Background

Personalized precision therapy has become the aim of nowadays medicine. The molecular characterization of malignant tumours is now an extended practice to obtain information about prognosis and therapeutic targets [1, 2]. In addition, with the recent development of massive parallel sequencing (or next generation sequencing, NGS), genetic characterization of tumours is now more time- and cost-efficient as it never was before.

There are innumerable scientific articles based on the enrichment of target regions and NGS. Different techniques and protocols have arisen to offer a wide variety of solution, and among these solutions, capture-based enrichment protocols have a predominant role in this scenario, as can be seen in publications from the TCGA consortium [3,4,5,6,7,8]. Nonetheless, hybridization time necessary to perform standard protocols (between 16 and 24 h) has slowed down their application in exigent diagnostic fields such as oncology.

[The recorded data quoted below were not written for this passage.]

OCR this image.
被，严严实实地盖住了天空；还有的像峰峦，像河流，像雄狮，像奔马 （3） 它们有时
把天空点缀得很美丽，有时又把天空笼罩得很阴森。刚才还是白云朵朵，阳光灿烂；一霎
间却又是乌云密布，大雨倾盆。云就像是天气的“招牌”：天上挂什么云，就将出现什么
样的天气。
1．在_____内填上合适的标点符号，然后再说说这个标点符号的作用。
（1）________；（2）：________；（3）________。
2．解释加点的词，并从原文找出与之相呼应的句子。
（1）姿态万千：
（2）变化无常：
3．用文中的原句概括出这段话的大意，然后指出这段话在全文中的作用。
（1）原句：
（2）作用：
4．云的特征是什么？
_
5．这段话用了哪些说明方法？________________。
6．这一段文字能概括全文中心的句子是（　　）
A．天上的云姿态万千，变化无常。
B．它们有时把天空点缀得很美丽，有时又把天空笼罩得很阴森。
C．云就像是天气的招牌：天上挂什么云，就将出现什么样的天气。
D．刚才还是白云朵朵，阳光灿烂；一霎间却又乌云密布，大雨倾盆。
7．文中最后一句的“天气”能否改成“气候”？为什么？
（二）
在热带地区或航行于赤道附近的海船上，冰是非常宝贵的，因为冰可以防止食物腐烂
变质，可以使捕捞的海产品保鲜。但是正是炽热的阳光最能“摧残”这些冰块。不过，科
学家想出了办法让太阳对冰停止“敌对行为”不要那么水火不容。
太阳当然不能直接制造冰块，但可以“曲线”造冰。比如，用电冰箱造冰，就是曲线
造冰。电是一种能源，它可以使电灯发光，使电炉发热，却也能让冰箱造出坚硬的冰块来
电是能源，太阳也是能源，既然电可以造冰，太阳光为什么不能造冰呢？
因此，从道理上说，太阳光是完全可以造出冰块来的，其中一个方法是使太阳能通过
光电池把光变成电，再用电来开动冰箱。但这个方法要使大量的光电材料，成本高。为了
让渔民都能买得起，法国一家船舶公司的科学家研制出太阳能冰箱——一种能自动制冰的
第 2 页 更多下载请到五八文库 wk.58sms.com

Therefore, faster lab-techniques have been developed and offered by commercial manufacturers, such as multiplex-PCR based or restriction-enzymes based solutions [9, 10].

DNA extracted from formalin-fixed paraffin-embedded (FFPE) samples is always fragmented (ranging from < 100 bp to > 3 kb), and contains cross-links due to chemical modifications [11]. Although some strong recommendations about the treatment of tissues during fixation and embedment (FFPE process) have recently been reported [12,13,14], most of the available specimens have been treated in a different, less optimal, way. Subsequently, it may be difficult to achieve the desired results in all key parameters under consideration by using these alternative lab techniques, as previously reported [14,15,16]. It is important to highlight that using NGS-optimised DNA/RNA extraction protocols might improve final results [17, 18].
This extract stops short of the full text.